Kids sign part of new school
CHAMPION — Students at Champion Central and Champion Middle schools spent Monday signing their “John Hancock” to large construction beams that will be part of the new PK-8 school complex under construction now.
At the elementary school, students went out in waves at the beginning of each hour through the afternoon, said Principal Alexandra Nannicola.
Hundreds of students signed in marker on the large metal beams that will be part of the $31 million, 127,000-square-foot complex on state Route 45, south of Champion High School. The building will have separate sections for younger and older students.
The project is on schedule and is expected to be done next summer.

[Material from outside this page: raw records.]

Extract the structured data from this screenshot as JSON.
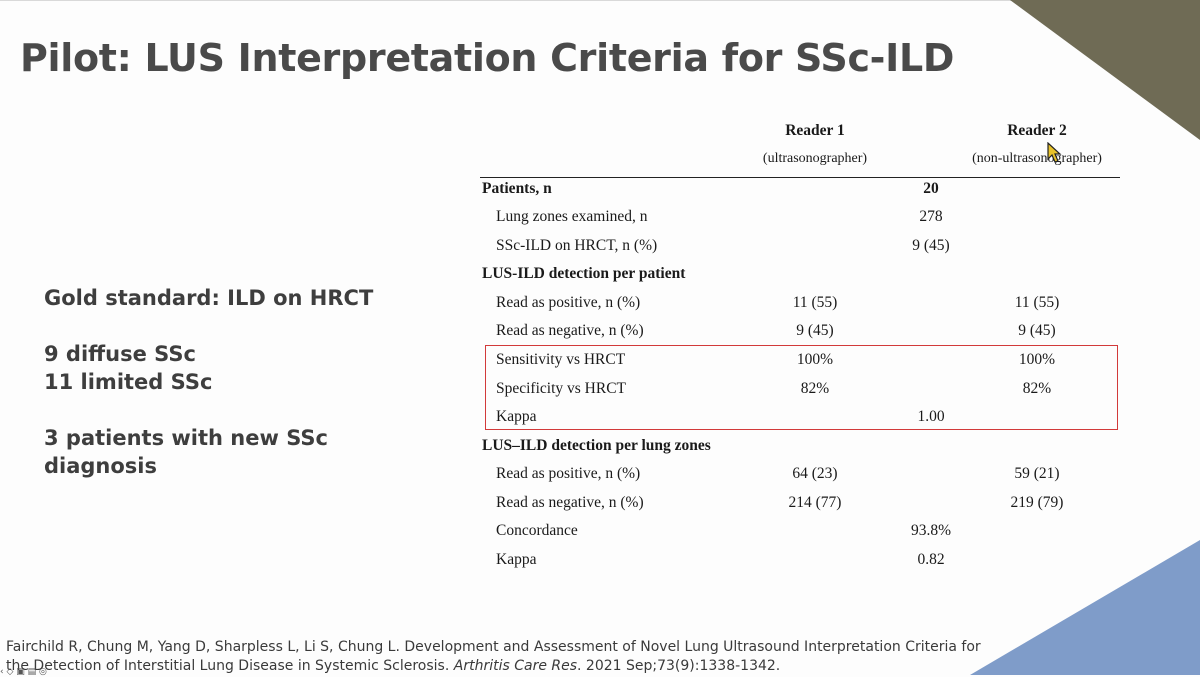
{
  "slide": {
    "title": "Pilot: LUS Interpretation Criteria for SSc-ILD",
    "left_lines": [
      "Gold standard: ILD on HRCT",
      "9 diffuse SSc",
      "11 limited SSc",
      "3 patients with new SSc",
      "diagnosis"
    ],
    "colors": {
      "title": "#4a4a4a",
      "corner_top": "#6f6b55",
      "corner_bottom": "#7f9cc9",
      "highlight_box": "#d23a3a"
    }
  },
  "table": {
    "reader1": {
      "name": "Reader 1",
      "role": "(ultrasonographer)"
    },
    "reader2": {
      "name": "Reader 2",
      "role": "(non-ultrasonographer)"
    },
    "rows": [
      {
        "label": "Patients, n",
        "r1": "",
        "both": "20",
        "r2": "",
        "bold": true
      },
      {
        "label": "Lung zones examined, n",
        "r1": "",
        "both": "278",
        "r2": ""
      },
      {
        "label": "SSc-ILD on HRCT, n (%)",
        "r1": "",
        "both": "9 (45)",
        "r2": ""
      },
      {
        "label": "LUS-ILD detection per patient",
        "r1": "",
        "both": "",
        "r2": "",
        "bold": true
      },
      {
        "label": "Read as positive, n (%)",
        "r1": "11 (55)",
        "both": "",
        "r2": "11 (55)"
      },
      {
        "label": "Read as negative, n (%)",
        "r1": "9 (45)",
        "both": "",
        "r2": "9 (45)"
      },
      {
        "label": "Sensitivity vs HRCT",
        "r1": "100%",
        "both": "",
        "r2": "100%"
      },
      {
        "label": "Specificity vs HRCT",
        "r1": "82%",
        "both": "",
        "r2": "82%"
      },
      {
        "label": "Kappa",
        "r1": "",
        "both": "1.00",
        "r2": ""
      },
      {
        "label": "LUS–ILD detection per lung zones",
        "r1": "",
        "both": "",
        "r2": "",
        "bold": true
      },
      {
        "label": "Read as positive, n (%)",
        "r1": "64 (23)",
        "both": "",
        "r2": "59 (21)"
      },
      {
        "label": "Read as negative, n (%)",
        "r1": "214 (77)",
        "both": "",
        "r2": "219 (79)"
      },
      {
        "label": "Concordance",
        "r1": "",
        "both": "93.8%",
        "r2": ""
      },
      {
        "label": "Kappa",
        "r1": "",
        "both": "0.82",
        "r2": ""
      }
    ]
  },
  "citation": {
    "line1": "Fairchild R, Chung M, Yang D, Sharpless L, Li S, Chung L. Development and Assessment of Novel Lung Ultrasound Interpretation Criteria for",
    "line2_pre": "the Detection of Interstitial Lung Disease in Systemic Sclerosis.",
    "journal": "Arthritis Care Res",
    "line2_post": ". 2021 Sep;73(9):1338-1342."
  },
  "controls": {
    "text": "‹ ◇ ▣ ▤ ◎"
  }
}
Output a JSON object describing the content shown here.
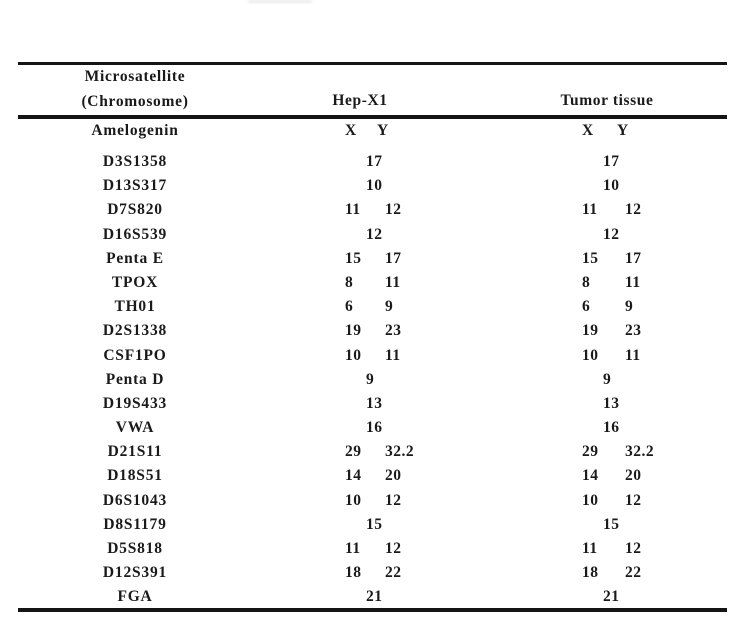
{
  "colors": {
    "background": "#ffffff",
    "text": "#1a1a1a",
    "rule": "#151515"
  },
  "table": {
    "header": {
      "col1_line1": "Microsatellite",
      "col1_line2": "(Chromosome)",
      "col2": "Hep-X1",
      "col3": "Tumor tissue"
    },
    "rows": [
      {
        "locus": "Amelogenin",
        "hep": [
          "X",
          "Y"
        ],
        "tumor": [
          "X",
          "Y"
        ]
      },
      {
        "locus": "D3S1358",
        "hep": [
          "17"
        ],
        "tumor": [
          "17"
        ]
      },
      {
        "locus": "D13S317",
        "hep": [
          "10"
        ],
        "tumor": [
          "10"
        ]
      },
      {
        "locus": "D7S820",
        "hep": [
          "11",
          "12"
        ],
        "tumor": [
          "11",
          "12"
        ]
      },
      {
        "locus": "D16S539",
        "hep": [
          "12"
        ],
        "tumor": [
          "12"
        ]
      },
      {
        "locus": "Penta E",
        "hep": [
          "15",
          "17"
        ],
        "tumor": [
          "15",
          "17"
        ]
      },
      {
        "locus": "TPOX",
        "hep": [
          "8",
          "11"
        ],
        "tumor": [
          "8",
          "11"
        ]
      },
      {
        "locus": "TH01",
        "hep": [
          "6",
          "9"
        ],
        "tumor": [
          "6",
          "9"
        ]
      },
      {
        "locus": "D2S1338",
        "hep": [
          "19",
          "23"
        ],
        "tumor": [
          "19",
          "23"
        ]
      },
      {
        "locus": "CSF1PO",
        "hep": [
          "10",
          "11"
        ],
        "tumor": [
          "10",
          "11"
        ]
      },
      {
        "locus": "Penta D",
        "hep": [
          "9"
        ],
        "tumor": [
          "9"
        ]
      },
      {
        "locus": "D19S433",
        "hep": [
          "13"
        ],
        "tumor": [
          "13"
        ]
      },
      {
        "locus": "VWA",
        "hep": [
          "16"
        ],
        "tumor": [
          "16"
        ]
      },
      {
        "locus": "D21S11",
        "hep": [
          "29",
          "32.2"
        ],
        "tumor": [
          "29",
          "32.2"
        ]
      },
      {
        "locus": "D18S51",
        "hep": [
          "14",
          "20"
        ],
        "tumor": [
          "14",
          "20"
        ]
      },
      {
        "locus": "D6S1043",
        "hep": [
          "10",
          "12"
        ],
        "tumor": [
          "10",
          "12"
        ]
      },
      {
        "locus": "D8S1179",
        "hep": [
          "15"
        ],
        "tumor": [
          "15"
        ]
      },
      {
        "locus": "D5S818",
        "hep": [
          "11",
          "12"
        ],
        "tumor": [
          "11",
          "12"
        ]
      },
      {
        "locus": "D12S391",
        "hep": [
          "18",
          "22"
        ],
        "tumor": [
          "18",
          "22"
        ]
      },
      {
        "locus": "FGA",
        "hep": [
          "21"
        ],
        "tumor": [
          "21"
        ]
      }
    ]
  }
}
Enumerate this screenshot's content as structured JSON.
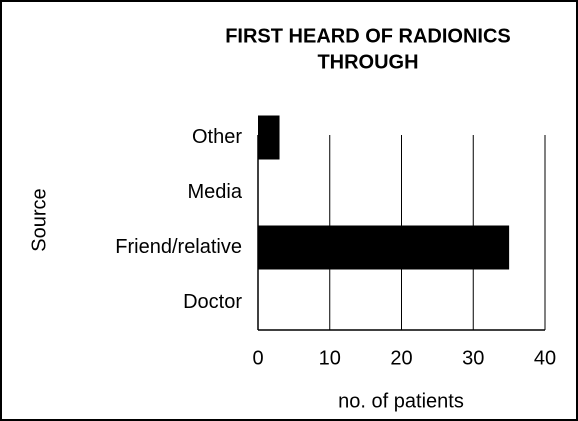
{
  "chart_data": {
    "type": "barh",
    "title": [
      "FIRST HEARD OF RADIONICS",
      "THROUGH"
    ],
    "categories": [
      "Other",
      "Media",
      "Friend/relative",
      "Doctor"
    ],
    "values": [
      3,
      0,
      35,
      0
    ],
    "color": "#000000",
    "xlabel": "no. of patients",
    "ylabel": "Source",
    "xlim": [
      0,
      40
    ],
    "xticks": [
      0,
      10,
      20,
      30,
      40
    ],
    "grid": true
  }
}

“We should be under roof by the end of December. Interior work will continue through the winter, starting in January,” said Superintendent Pamela Hood.
Hood said the school board next month will begin seeking bids for playground equipment and furniture for the building as well as to tear down the elementary and middle schools. The schools will be razed when the new school opens for the 2018-19 school year.
And, to let the public see what construction has taken place, public tours have been set for 4 to 7 p.m. Oct. 4 and 10 a.m. to 1 p.m. Oct. 7 with construction officials there to guide visitors. People will be bused to the site from the high school, Hood said.
“People will be able to see where classrooms, the gym, and offices will be in the new building,” she said.
Work crews from 19 subcontractors and companies, including excavators, electricians, masons and plumbers, have been working in separate areas of the school as the exterior walls of the building have gone up.
The two-story middle school section, with two grades on the first floor and two on the second floor, is on the western side of the property directly off Route 45. The single-story elementary section is on the eastern section of the property. A large gym, offices and main entrance area separate the two sections.
Board President Kelly Boyle has said the board is pleased the project has been moving forward on time. “This is a project the community is looking forward to seeing,” he said.
Voters approved a 4.4-mill bond issue to raise $13.8 million to provide the school district’s share of the building project.
The Ohio Facilities Construction Commission provided the remaining $17.5 million. The agency determined the schools needed to be replaced due to age.